Disastro dad, 1 su 2 termina la scuola impreparato. Invalsi, il 73% dei campani non sa la matematica. La dad e la pandemia hanno fatto danni gravi se è vero che un ragazzo su due non ha le competenze necessarie in italiano e in matematica e la metà dei ragazzi delle superiori termina il ciclo di studi con le stesse competenze di quelli di terza media. A certificarlo è l’Invalsi che ha presentato oggi i risultati del primo studio sistematico effettuato sul lungo periodo di didattica a distanza che ha caratterizzato il secondo trimestre del 2020 e molti mesi dell’anno scolastico che si è concluso in giugno, con chiusure protratte soprattutto in alcune regioni ed in particolare per gli studenti delle superiori. E infatti sono questi ultimi quelli che registrano le performance peggiori. Il calo è generalizzato in tutto il Paese e solo la provincia autonoma di Trento rimane sopra la media nazionale. Mentre la scuola elementare ‘tiene’ – i risultati medi di italiano al termine della II e della V elementare sono molto simili in tutta Italia e si riscontra un leggero incremento degli allievi che si trovano nei livelli più alti di risultato; per matematica, invece, si osserva un leggero calo del risultato medio complessivo rispetto al 2019 e una piccola riduzione del numero degli allievi che raggiungono risultati buoni o molto buoni; bene i risultati d’inglese – le buone notizie finiscono qui.

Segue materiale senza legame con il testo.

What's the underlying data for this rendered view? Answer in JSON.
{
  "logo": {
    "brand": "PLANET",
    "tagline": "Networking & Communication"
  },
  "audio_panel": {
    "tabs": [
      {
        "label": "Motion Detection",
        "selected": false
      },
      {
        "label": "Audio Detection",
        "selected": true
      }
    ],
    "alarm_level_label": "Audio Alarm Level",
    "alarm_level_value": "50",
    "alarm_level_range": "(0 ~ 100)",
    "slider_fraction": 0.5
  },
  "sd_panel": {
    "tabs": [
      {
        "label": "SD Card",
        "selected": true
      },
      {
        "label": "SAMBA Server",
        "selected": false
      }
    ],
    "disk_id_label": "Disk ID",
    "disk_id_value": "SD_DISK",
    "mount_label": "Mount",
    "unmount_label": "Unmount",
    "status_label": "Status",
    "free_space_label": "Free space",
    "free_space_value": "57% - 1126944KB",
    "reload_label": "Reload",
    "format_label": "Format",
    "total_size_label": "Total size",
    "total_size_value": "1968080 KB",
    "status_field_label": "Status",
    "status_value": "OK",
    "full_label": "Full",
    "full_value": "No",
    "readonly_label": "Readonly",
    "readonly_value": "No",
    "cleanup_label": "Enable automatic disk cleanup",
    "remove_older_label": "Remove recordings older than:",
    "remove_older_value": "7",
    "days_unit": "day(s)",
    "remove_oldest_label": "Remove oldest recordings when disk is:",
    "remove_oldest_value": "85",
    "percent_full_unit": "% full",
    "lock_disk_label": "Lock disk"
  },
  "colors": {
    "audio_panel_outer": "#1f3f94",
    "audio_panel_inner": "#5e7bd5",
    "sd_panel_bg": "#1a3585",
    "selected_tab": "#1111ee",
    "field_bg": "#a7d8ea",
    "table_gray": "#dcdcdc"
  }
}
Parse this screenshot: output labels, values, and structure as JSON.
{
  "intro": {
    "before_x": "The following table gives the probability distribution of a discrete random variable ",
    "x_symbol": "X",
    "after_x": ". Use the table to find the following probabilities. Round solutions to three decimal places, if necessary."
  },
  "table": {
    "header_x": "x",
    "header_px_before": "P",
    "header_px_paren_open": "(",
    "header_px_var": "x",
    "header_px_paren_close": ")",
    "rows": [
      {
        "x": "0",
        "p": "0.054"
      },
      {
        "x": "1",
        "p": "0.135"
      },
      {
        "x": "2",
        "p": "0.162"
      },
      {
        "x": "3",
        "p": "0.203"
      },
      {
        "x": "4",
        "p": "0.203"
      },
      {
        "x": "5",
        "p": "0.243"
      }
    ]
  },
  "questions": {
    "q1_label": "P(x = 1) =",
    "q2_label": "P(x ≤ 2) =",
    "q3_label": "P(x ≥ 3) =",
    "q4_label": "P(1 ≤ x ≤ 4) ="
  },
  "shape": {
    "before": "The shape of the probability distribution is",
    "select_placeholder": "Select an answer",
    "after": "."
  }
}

A partire dalle medie, infatti, si registra un crollo del rendimento dei ragazzi soprattutto in matematica ed in italiano, che si accentua alle superiori e in particolare nelle regioni che hanno tenuto le scuole chiuse più a lungo. Alle scuole medie, sono infatti il 39% in italiano (+5 punti percentuali rispetto sia al 2018 sia al 2019) e il 45% in matematica (+5 punti percentuali rispetto al 2018 e +6 punti percentuali rispetto al 2019), i ragazzi che non raggiungono risultati adeguati – va meglio nell’inglese – e queste percentuali, alle superiori, diventano in italiano il 44% (+9% rispetto al 2019), in matematica il 51% (+9% rispetto al 2019), in inglese-reading (B2) il 51% (+3% rispetto al 2019), in inglese-listening (B2) il 63% (+2% rispetto al 2019). In molte regioni del Mezzogiorno oltre la metà degli studenti al termine delle superiori non raggiunge nemmeno la soglia minima di competenze in italiano (Campania 64%, Calabria 64%, Puglia 59%, Sicilia 57%, Sardegna 53%, Abruzzo 50%). In matematica le percentuali di studenti sotto il livello minimo di competenza crescono ancora: Campania 73%, Calabria e Sicilia 70%, Puglia 69%, Sardegna 63%, Abruzzo 61%, Basilicata 59%, Lazio 56%, Umbria 52%, Marche 51%.